Le vent, élément instable et criant, celui qui frappe aux portes, aux fenêtres et qui fait hurler la maison, Mariève va apprendre à le connaître dès son emménagement dans la propriété ; il initiera immédiatement son ouïe aux bruits du nouvel endroit, colportant des rumeurs du lointain : cris d’animaux et trompes de chasse, pour un comité d’accueil !

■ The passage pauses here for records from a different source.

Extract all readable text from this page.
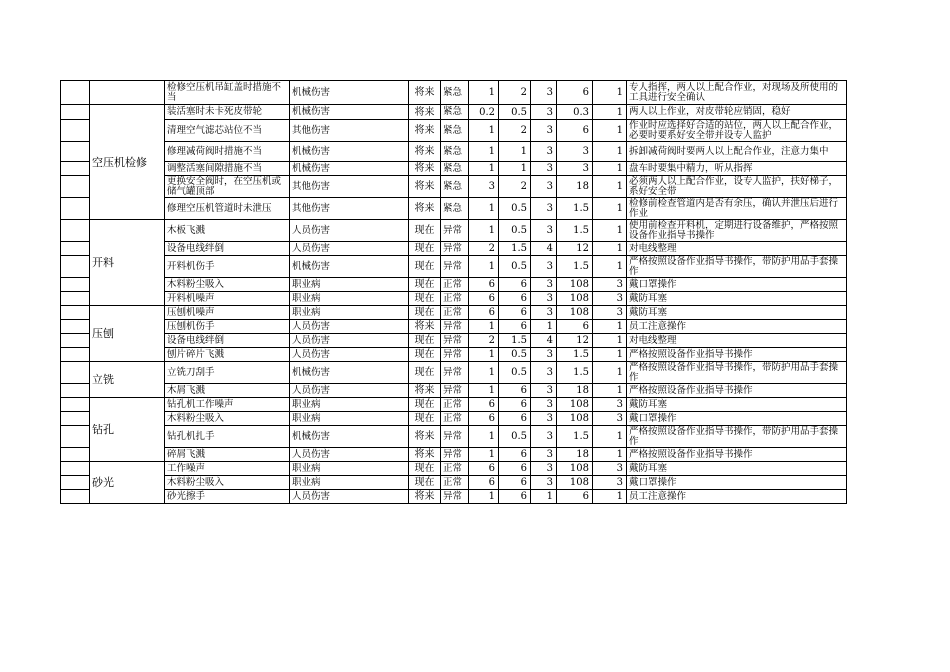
		检修空压机吊缸盖时措施不当	机械伤害	将来	紧急	1	2	3	6	1	专人指挥，两人以上配合作业，对现场及所使用的工具进行安全确认
	空压机检修	装活塞时未卡死皮带轮	机械伤害	将来	紧急	0.2	0.5	3	0.3	1	两人以上作业，对皮带轮应销固，稳好
		清理空气滤芯站位不当	其他伤害	将来	紧急	1	2	3	6	1	作业时应选择好合适的站位，两人以上配合作业，必要时要系好安全带并设专人监护
		修理减荷阀时措施不当	机械伤害	将来	紧急	1	1	3	3	1	拆卸减荷阀时要两人以上配合作业，注意力集中
		调整活塞间隙措施不当	机械伤害	将来	紧急	1	1	3	3	1	盘车时要集中精力，听从指挥
		更换安全阀时，在空压机或储气罐顶部	其他伤害	将来	紧急	3	2	3	18	1	必须两人以上配合作业，设专人监护，扶好梯子，系好安全带
		修理空压机管道时未泄压	其他伤害	将来	紧急	1	0.5	3	1.5	1	检修前检查管道内是否有余压，确认并泄压后进行作业
	开料	木板飞溅	人员伤害	现在	异常	1	0.5	3	1.5	1	使用前检查开料机，定期进行设备维护，严格按照设备作业指导书操作
		设备电线绊倒	人员伤害	现在	异常	2	1.5	4	12	1	对电线整理
		开料机伤手	机械伤害	现在	异常	1	0.5	3	1.5	1	严格按照设备作业指导书操作，带防护用品手套操作
		木料粉尘吸入	职业病	现在	正常	6	6	3	108	3	戴口罩操作
		开料机噪声	职业病	现在	正常	6	6	3	108	3	戴防耳塞
	压刨	压刨机噪声	职业病	现在	正常	6	6	3	108	3	戴防耳塞
		压刨机伤手	人员伤害	将来	异常	1	6	1	6	1	员工注意操作
		设备电线绊倒	人员伤害	现在	异常	2	1.5	4	12	1	对电线整理
		刨片碎片飞溅	人员伤害	现在	异常	1	0.5	3	1.5	1	严格按照设备作业指导书操作
	立铣	立铣刀刮手	机械伤害	现在	异常	1	0.5	3	1.5	1	严格按照设备作业指导书操作，带防护用品手套操作
		木屑飞溅	人员伤害	将来	异常	1	6	3	18	1	严格按照设备作业指导书操作
	钻孔	钻孔机工作噪声	职业病	现在	正常	6	6	3	108	3	戴防耳塞
		木料粉尘吸入	职业病	现在	正常	6	6	3	108	3	戴口罩操作
		钻孔机扎手	机械伤害	将来	异常	1	0.5	3	1.5	1	严格按照设备作业指导书操作，带防护用品手套操作
		碎屑飞溅	人员伤害	将来	异常	1	6	3	18	1	严格按照设备作业指导书操作
	砂光	工作噪声	职业病	现在	正常	6	6	3	108	3	戴防耳塞
		木料粉尘吸入	职业病	现在	正常	6	6	3	108	3	戴口罩操作
		砂光擦手	人员伤害	将来	异常	1	6	1	6	1	员工注意操作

À l’horizon, quelques collines parcourues de bois qui font vivre la famille depuis des générations et, au-delà, le début des fagnes. En contrebas, une route passe par le village des Planeresses et vient desservir le Rondbuisson, où l’on vit presque en huis clos. D’emblée, l’on perçoit la volonté chez Mariève de comprendre et d’explorer, tout en devinant que cet environnement fermé sera le théâtre d’une intense trame psychologique. Elle s’attache, sur le ton de la confidence, à nous faire part de ses premières observations :
« Qu’on ne me reproche pas, au début de mon histoire, d’accorder trop de pages à nos domestiques (…). Frieda, Julien, dont les nerfs, la chair, et le cœur se sont nourris de la même substance que nous, de ceux-là qui ont poussé les racines dans la terre du Rondbuisson et participent à sa vie secrète, souterraine. (…) Vivre à la campagne, dans une maison isolée, est d’ailleurs une chose très différente de l’existence à la ville. Une familiarité charmante y mêle les saints, les bêtes et les gens. »

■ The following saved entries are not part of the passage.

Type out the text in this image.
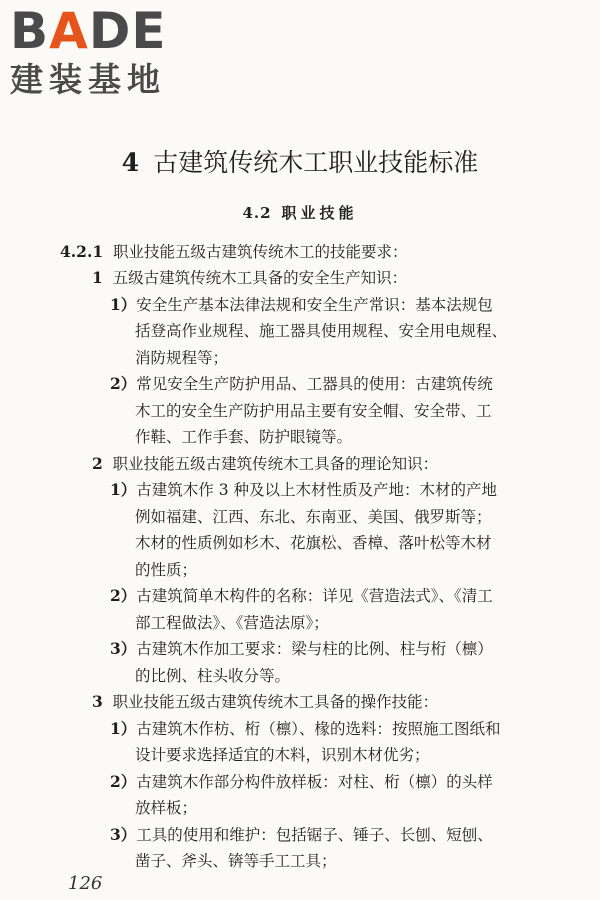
BADE
建装基地
4 古建筑传统木工职业技能标准
4.2 职业技能
4.2.1 职业技能五级古建筑传统木工的技能要求：
1 五级古建筑传统木工具备的安全生产知识：
1）安全生产基本法律法规和安全生产常识：基本法规包
括登高作业规程、施工器具使用规程、安全用电规程、
消防规程等；
2）常见安全生产防护用品、工器具的使用：古建筑传统
木工的安全生产防护用品主要有安全帽、安全带、工
作鞋、工作手套、防护眼镜等。
2 职业技能五级古建筑传统木工具备的理论知识：
1）古建筑木作 3 种及以上木材性质及产地：木材的产地
例如福建、江西、东北、东南亚、美国、俄罗斯等；
木材的性质例如杉木、花旗松、香樟、落叶松等木材
的性质；
2）古建筑简单木构件的名称：详见《营造法式》、《清工
部工程做法》、《营造法原》；
3）古建筑木作加工要求：梁与柱的比例、柱与桁（檩）
的比例、柱头收分等。
3 职业技能五级古建筑传统木工具备的操作技能：
1）古建筑木作枋、桁（檩）、椽的选料：按照施工图纸和
设计要求选择适宜的木料，识别木材优劣；
2）古建筑木作部分构件放样板：对柱、桁（檩）的头样
放样板；
3）工具的使用和维护：包括锯子、锤子、长刨、短刨、
凿子、斧头、锛等手工工具；
126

Frieda, la servante fidèle et indispensable, dame patronnesse du lieu, et Julien, le vénérable homme à tout faire, constituent un binôme secondaire de l’histoire, mais qui en cultive la toile de fond. Jusque-là, Gilles, le maître de maison, vivait seul avec son personnel et aussi sa sœur, Marcie. Cette jeune fille, à sa charge depuis la disparition de leurs parents lorsqu’elle était encore enfant, présente de nombreuses carences d’éducation et d’instruction, ce qui interpelle Mariève. Comment une telle différence a-t-elle pu se développer entre son mari, homme bien élevé et distingué, et sa belle-sœur, presque une enfant sauvage, passant ses journées dans la nature ?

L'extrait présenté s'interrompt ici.